Every time SMA imports a package or library, it will count it as an import call. All recognized or common import calls will appear in the import summary on this detailed report page. (Note that all the tool records import calls in the local output inventories folder and the assessment database.) These import calls are not categorized yet as supported or not supported in Snowflake.
What to look out for?
Third-party libraries that are not supported in Snowflake. These libraries will tell the story where the readiness score cannot. Suppose you discover imports to libraries such as mllib, streaming, or third-party libraries such as graphs, subprocess, or smtplib. In that case, that is an indication that there will be challenges in the migration. The presence of these libraries does not mean that a codebase or use case cannot be migrated, but it does mean that we need to understand the use case further. This would be a great time to bring in the WLS team to understand this use case better.

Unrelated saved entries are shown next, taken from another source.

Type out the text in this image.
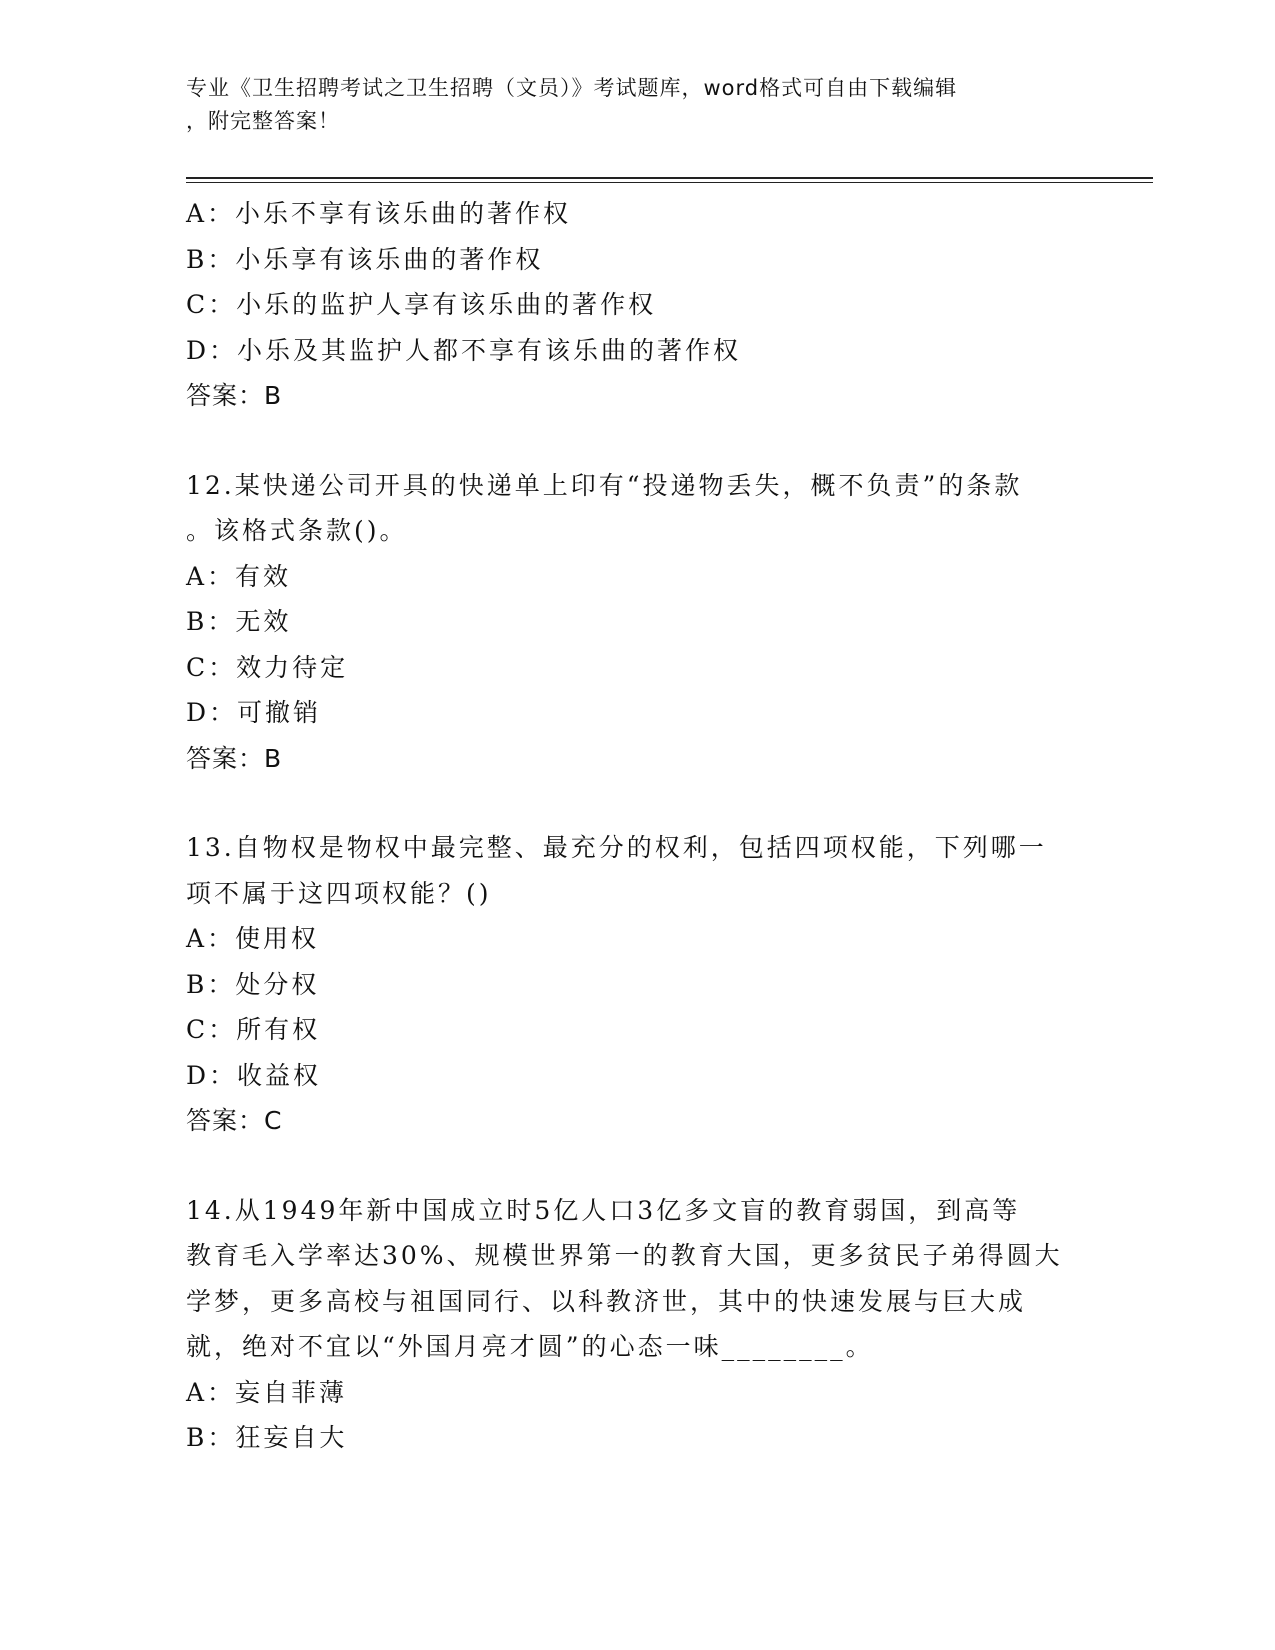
专业《卫生招聘考试之卫生招聘（文员）》考试题库，word格式可自由下载编辑
，附完整答案！
A：小乐不享有该乐曲的著作权
B：小乐享有该乐曲的著作权
C：小乐的监护人享有该乐曲的著作权
D：小乐及其监护人都不享有该乐曲的著作权
答案：B
12.某快递公司开具的快递单上印有“投递物丢失，概不负责”的条款
。该格式条款()。
A：有效
B：无效
C：效力待定
D：可撤销
答案：B
13.自物权是物权中最完整、最充分的权利，包括四项权能，下列哪一
项不属于这四项权能？()
A：使用权
B：处分权
C：所有权
D：收益权
答案：C
14.从1949年新中国成立时5亿人口3亿多文盲的教育弱国，到高等
教育毛入学率达30%、规模世界第一的教育大国，更多贫民子弟得圆大
学梦，更多高校与祖国同行、以科教济世，其中的快速发展与巨大成
就，绝对不宜以“外国月亮才圆”的心态一味________。
A：妄自菲薄
B：狂妄自大
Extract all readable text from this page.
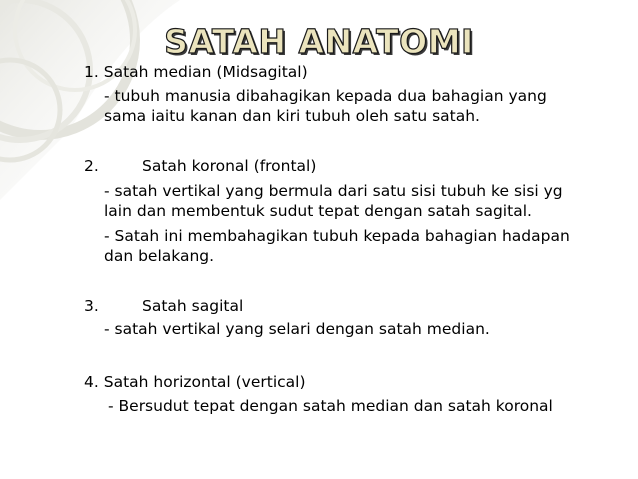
SATAH ANATOMI
1. Satah median (Midsagital)
- tubuh manusia dibahagikan kepada dua bahagian yang
sama iaitu kanan dan kiri tubuh oleh satu satah.
2.	Satah koronal (frontal)
- satah vertikal yang bermula dari satu sisi tubuh ke sisi yg
lain dan membentuk sudut tepat dengan satah sagital.
- Satah ini membahagikan tubuh kepada bahagian hadapan
dan belakang.
3.	Satah sagital
- satah vertikal yang selari dengan satah median.
4. Satah horizontal (vertical)
- Bersudut tepat dengan satah median dan satah koronal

This is a summary of issues and errors present when this workload is ready to be migrated. You can see more information here on specific elements that cannot yet be converted, but this section is really more important when starting the conversion.
What to look out for?
You can look for specific elements listed in this section as not converted or have a published workaround. These will also be listed in the spark reference inventory that is output in the inventories folder locally. To compare these to the existing mappings, you may need to query the database.
The readiness score is the first indicator of whether a codebase is ready for Snowpark. A score above 80% is mainly ready to go. A score lower than 60% will require some additional effort.
For this workload, the score is over 90%. This is a good indicator.
The next indicator is size. If the workload has a large amount of code but a small number of references to the Spark API, that could indicate that this use case depends on several third-party libraries. Additionally, a low readiness score, but with only 100 lines of code or 5 references to the Spark API can be manually converted quickly regardless of automation.
For this workload, the size is very manageable. There are over 100 files, but less than 5000 references to the Spark API and less than 10000 lines of code. And ~98% of these files have references to the Spark API, so there is not a lot of non-Spark-related Python code.
This brings us to the third indicator: imported libraries. The import calls inventory will identify references to imported packages. Some of these packages will indicate that this workload needs more analysis. If there are many third-party references, bring in the WLS team to better understand the use case.
In this case, we have some referenced third-party libraries, but nothing related to ML, Streaming, or other libraries that can be difficult to replicate in Snowpark.
Since this workload appears to be a good candidate for Snowpark, continue to the next step in the Spark Attack process.